Bespoke Investment Group:
One of the main headlines on The Drudge Report this morning is that China has overtaken Japan as the world's second biggest economy. Looking at Bloomberg numbers of equity market caps for countries, China is getting very close to second biggest as well.
As shown below, Japan's stock market capitalization is currently 7.97% of world market cap. China ranks second at 6.89%. Five years ago, Japan accounted for 10.34% of world market cap, while China accounted for just 1.10%. Back in 2005, China ranked just 17th in terms of market cap, behind countries like Saudi Arabia, Spain, Switzerland, South Korea, Taiwan, India, and the Netherlands. Now with the world's second biggest economy and third biggest stock market, it's hard to classify China as an emerging market, but it is indeed still emerging in terms of growth.
In the bottom chart we highlight the change in percent of world market cap over the last five years.
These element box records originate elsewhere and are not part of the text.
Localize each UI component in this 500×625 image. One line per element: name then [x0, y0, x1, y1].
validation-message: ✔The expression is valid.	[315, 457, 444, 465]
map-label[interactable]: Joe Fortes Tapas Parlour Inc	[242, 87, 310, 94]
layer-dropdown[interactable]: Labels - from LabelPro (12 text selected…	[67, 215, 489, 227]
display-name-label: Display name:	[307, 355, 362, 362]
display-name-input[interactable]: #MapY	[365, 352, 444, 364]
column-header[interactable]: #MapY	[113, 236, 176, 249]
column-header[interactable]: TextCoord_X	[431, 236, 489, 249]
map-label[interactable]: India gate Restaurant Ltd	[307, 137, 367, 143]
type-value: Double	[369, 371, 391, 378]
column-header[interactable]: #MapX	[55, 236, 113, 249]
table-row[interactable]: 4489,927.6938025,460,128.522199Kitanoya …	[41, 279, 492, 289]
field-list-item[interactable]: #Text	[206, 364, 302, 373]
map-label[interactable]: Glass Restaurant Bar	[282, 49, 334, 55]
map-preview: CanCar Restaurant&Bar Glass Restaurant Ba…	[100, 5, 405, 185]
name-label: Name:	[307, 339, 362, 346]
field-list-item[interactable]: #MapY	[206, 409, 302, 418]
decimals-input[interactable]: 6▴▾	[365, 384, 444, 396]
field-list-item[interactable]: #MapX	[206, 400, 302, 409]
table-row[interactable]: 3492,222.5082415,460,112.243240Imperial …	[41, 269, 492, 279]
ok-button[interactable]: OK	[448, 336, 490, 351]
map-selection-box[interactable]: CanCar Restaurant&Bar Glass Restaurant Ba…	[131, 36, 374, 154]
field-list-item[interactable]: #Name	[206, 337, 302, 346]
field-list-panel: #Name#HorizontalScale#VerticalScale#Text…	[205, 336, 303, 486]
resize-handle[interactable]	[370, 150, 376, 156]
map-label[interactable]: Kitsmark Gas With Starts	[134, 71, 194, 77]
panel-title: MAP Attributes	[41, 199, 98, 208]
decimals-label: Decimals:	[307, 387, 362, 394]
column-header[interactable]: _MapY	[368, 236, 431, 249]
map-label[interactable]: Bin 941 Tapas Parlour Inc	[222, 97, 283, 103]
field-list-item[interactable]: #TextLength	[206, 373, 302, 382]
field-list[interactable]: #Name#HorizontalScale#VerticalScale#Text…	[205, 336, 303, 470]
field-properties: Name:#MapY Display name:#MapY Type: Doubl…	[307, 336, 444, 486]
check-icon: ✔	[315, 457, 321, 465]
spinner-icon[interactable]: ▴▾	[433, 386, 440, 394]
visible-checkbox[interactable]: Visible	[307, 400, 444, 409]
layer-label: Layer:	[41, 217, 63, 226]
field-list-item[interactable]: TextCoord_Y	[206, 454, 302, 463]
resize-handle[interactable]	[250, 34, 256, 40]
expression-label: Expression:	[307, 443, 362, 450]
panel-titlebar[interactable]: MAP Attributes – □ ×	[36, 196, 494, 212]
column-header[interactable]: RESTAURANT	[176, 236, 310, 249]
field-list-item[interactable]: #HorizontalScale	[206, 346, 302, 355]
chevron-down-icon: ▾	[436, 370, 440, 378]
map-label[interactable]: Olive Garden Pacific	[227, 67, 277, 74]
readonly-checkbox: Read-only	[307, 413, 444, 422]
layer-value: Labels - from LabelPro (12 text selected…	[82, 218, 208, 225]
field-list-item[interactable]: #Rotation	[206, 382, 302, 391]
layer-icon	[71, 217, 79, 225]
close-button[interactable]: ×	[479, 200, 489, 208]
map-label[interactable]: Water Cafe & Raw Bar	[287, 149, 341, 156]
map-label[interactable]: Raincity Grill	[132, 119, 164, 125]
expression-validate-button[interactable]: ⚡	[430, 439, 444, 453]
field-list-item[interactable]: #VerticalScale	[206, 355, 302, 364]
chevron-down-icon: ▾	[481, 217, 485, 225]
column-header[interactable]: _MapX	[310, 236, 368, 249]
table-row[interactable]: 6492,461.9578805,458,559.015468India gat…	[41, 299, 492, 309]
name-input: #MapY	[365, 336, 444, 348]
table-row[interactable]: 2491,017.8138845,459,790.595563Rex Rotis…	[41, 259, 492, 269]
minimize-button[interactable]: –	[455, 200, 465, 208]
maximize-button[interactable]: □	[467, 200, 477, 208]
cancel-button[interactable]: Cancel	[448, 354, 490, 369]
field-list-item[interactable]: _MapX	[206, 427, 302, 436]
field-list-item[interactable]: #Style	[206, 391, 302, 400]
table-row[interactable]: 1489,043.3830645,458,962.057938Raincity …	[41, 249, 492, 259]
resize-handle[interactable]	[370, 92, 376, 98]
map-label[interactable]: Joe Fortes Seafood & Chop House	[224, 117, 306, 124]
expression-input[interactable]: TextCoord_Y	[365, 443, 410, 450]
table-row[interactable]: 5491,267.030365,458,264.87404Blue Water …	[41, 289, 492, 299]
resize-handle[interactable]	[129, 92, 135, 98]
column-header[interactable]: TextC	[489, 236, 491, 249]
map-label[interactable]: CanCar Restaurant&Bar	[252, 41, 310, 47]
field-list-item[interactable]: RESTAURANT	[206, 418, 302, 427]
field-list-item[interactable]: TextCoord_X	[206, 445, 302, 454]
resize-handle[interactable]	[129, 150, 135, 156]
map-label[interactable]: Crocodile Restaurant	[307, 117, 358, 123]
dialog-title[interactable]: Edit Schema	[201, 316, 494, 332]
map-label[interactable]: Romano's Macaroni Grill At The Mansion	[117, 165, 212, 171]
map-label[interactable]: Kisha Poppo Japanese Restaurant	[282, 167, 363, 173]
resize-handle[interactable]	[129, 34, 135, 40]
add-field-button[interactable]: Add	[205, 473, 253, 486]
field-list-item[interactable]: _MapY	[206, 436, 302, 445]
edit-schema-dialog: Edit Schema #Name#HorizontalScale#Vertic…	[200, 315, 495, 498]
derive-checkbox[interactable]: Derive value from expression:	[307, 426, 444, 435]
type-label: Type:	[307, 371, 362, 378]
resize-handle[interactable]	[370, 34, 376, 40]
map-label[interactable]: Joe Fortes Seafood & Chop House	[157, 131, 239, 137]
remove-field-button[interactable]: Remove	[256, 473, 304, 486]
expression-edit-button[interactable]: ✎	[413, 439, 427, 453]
As shown, China has had the biggest growth in percentage points, while the US has had the biggest fall. Hong Kong, India, and Brazil have seen pretty big increases in share, while the UK, France, and Japan have all lost the most ground after the US. It will be interesting to see how things look in another five years.
It is heartening to see Malaysia's percentage jumping from 0.49% five years ago to 0.77%. That was quite a jump in terms of absolute percentage. Somehow I think that was more because of the calamities the developed markets went through rather than through "actual initiatives" undertaken by ourselves. Singapore rose from 0.63% to 1.11%, also remarkable. If we strategise better, take better care of how we allocate our resources, we should be hitting 2% by now, seriously.